Since its inception in the mid-1900s, venture capital investment has grown from a quirky funding option to one of the must-have sources of money for a variety of industries. While this funding source has provided many companies with the crucial capital needed to grow their operations and bring their products and services to bigger market share, there's been an increasing concern about which businesses are receiving funding.

Funneling money upward
A recent trend in the venture capital sphere has been larger companies accumulating a greater share of the available VC funds. For instance, Technology Crossover Ventures, a venture firm, raised $2.5 billion during the second quarter, The New York Times reported. With $8.8 billion collected during the second quarter, this number represents more than 25 percent of the second quarter of venture capital during this time period.
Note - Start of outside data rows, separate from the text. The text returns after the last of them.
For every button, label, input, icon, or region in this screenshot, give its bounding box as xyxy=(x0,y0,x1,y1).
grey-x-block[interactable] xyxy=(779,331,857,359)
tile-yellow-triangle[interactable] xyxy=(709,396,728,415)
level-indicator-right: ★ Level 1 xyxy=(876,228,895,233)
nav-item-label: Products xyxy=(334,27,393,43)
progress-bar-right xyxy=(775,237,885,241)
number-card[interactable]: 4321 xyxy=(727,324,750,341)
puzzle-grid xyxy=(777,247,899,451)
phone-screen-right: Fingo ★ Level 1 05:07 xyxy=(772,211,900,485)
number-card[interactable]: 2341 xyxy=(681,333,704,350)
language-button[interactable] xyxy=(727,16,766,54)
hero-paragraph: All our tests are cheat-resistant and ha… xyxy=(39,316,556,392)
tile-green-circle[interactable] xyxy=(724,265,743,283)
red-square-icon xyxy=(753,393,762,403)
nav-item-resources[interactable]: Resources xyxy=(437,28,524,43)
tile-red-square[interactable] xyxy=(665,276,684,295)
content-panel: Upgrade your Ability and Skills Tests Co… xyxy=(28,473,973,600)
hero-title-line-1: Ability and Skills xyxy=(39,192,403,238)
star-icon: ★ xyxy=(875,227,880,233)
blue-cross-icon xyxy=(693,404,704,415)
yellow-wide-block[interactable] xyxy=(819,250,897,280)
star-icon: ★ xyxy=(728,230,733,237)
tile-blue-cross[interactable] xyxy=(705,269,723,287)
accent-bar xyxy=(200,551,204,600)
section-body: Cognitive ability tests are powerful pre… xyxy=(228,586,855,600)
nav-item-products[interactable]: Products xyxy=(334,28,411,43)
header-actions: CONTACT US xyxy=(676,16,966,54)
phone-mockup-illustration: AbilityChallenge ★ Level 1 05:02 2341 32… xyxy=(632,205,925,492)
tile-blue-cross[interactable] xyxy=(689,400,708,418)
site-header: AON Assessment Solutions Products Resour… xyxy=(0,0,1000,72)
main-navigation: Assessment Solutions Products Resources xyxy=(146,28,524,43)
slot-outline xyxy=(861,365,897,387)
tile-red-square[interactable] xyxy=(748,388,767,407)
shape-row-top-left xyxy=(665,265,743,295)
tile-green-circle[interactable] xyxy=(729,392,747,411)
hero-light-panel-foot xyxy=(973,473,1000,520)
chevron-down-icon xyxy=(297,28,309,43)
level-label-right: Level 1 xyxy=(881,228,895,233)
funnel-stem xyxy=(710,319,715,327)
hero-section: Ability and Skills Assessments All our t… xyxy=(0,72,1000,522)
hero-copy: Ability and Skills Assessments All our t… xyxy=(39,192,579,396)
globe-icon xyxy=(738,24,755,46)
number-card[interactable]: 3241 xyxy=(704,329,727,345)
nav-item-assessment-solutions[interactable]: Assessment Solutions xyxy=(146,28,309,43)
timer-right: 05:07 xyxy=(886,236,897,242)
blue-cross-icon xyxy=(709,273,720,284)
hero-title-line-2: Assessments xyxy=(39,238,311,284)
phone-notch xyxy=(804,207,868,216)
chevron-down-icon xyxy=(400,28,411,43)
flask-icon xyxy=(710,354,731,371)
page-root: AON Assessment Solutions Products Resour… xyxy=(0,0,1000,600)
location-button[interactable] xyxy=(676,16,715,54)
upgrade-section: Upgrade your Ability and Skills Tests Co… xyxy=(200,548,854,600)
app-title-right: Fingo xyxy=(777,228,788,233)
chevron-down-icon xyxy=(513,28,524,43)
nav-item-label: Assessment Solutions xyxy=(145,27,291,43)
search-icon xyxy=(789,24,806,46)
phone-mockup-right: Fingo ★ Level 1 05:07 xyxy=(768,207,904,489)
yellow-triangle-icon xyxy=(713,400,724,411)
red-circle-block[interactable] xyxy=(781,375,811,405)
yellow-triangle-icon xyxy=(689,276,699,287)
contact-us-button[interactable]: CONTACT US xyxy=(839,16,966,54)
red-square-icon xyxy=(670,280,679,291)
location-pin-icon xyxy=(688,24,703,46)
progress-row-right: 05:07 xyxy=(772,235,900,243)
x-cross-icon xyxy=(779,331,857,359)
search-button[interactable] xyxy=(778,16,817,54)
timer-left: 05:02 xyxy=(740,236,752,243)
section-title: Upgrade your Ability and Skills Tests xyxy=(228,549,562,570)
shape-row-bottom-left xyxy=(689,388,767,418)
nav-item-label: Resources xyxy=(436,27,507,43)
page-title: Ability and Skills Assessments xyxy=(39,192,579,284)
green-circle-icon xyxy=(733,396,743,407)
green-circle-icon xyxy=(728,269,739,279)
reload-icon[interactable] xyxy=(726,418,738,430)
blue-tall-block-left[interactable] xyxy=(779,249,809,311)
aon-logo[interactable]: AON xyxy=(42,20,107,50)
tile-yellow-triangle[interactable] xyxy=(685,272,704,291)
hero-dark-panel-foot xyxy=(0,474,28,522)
Further, going back through the first half of the year, five venture firms - out of the nearly 800 firms in the U.S. - raised $7.4 billion, or roughly one-third of the $22.9 billion VCs amassed in total, The National Venture Capital Association reported. As larger firms continue to consume a bigger piece of the available funding, it has the potential to create downstream ramifications.

Who's missing out?
On the other end of the spectrum, fledgling technology startups and burgeoning small businesses are being quickly bought out by the giants, like Facebook, Google and Apple, who want the talent and patents held by these smaller firms. In addition, companies on the low end are also benefiting from interest in wealthy individuals providing angel and early-stage seed investing for startup funding.

In light of these funding dynamics, the one vertical left out in the cold by this concentration of capital has been the midrange firms. These are companies that may employ tens of thousands of workers and generate a few hundred million in revenue each year. If these enterprises have less access to venture-capital funding, they may be unable to remain competitive or expand their operations.

In addition, tech companies are increasingly turning to the cloud for their computing infrastructures, which is also hurting midrange firms since the cloud business is dominated by a handful of companies as well, mainly Google Amazon and Microsoft. With these big cloud giants also attracting a larger share of the market, it will challenge the growth opportunities and long-term sustainability for many mid-range firms.